Most females, Newsome said, will typically have two colts, which requires the utmost of care to get them to the point where they can fend for themselves.

“There is a lot of parental investment in raising a chick,” she said. “It takes about 32 days for the eggs to hatch, so the males and females take turns incubating the nests. The colts are able to walk right away, but it takes another 45 to 50 days before they can fly, so they are really vulnerable during that stage of development.”

The birds are about four months old when the cranes begin to migrate back to the Central Valley Region of California. Kurt said roughly 80 percent of them make it from one migration to the next. Those that survive go on to make several trips to the frozen tundra and back.

“The Cranes cane live up to 20 years, so they only need to produce one or two young over several nesting seasons to replace themselves,” Newsome said. “ As far as we know this is a stable population that moves through here, which means their reproduction is keeping up with their mortality rate.”

Kurt said the Othello Conservation District was the original sponsor and organizer of the Sandhill Crane Festival, but event expanded to the point it became overwhelming for the group, so the Grant County Conservation District stepped in and now assumes those responsibilities.

As one can imagine, it takes a lot of prep work to put on the festival each year.
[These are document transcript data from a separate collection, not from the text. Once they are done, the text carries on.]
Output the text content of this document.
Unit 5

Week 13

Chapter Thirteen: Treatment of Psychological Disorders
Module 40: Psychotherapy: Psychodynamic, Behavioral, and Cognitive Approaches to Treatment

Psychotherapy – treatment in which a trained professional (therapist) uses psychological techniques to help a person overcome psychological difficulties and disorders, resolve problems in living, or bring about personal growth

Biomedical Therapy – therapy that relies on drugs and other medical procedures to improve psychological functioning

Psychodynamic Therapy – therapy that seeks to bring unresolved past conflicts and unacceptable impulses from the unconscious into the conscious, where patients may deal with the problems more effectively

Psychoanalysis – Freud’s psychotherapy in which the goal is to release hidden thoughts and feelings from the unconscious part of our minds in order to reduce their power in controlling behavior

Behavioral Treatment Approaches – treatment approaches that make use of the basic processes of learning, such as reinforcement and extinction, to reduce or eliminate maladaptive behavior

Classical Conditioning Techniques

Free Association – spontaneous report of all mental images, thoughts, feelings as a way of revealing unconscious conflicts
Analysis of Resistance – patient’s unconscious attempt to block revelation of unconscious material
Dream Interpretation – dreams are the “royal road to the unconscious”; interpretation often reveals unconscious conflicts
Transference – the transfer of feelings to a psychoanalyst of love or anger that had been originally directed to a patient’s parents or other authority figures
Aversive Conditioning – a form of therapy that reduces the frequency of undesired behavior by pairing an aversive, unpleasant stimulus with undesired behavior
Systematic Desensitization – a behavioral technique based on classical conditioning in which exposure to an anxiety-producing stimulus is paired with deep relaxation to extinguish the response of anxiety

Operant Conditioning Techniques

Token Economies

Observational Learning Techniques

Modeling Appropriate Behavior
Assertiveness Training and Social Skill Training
“We’re already planning for next year. Our first meeting is a follow-up to the festival usually in late April or early May. We use it to assess how we did and what we can do better,” Chris said. “We are always looking to add new things each year that will complement the repeats that have been successful. We meet again in August and then really get to work in mid-October and continue working through mid-March.”

The Sandhill Crane Festival, she said, is truly a community event that takes up to 400 volunteers to pull off. Local businesses also sponsor and set up displays. Breakfast is put on by the Othello Rotary — the Othello Senior Center organizes lunch.

“We have wonderful volunteers and a lot of community support and without that, the festival would not continue.”

This was the first year the festival conducted online registration along with phone in. Next year, Kurt said, it will be 100 percent online, but people can still call in with questions.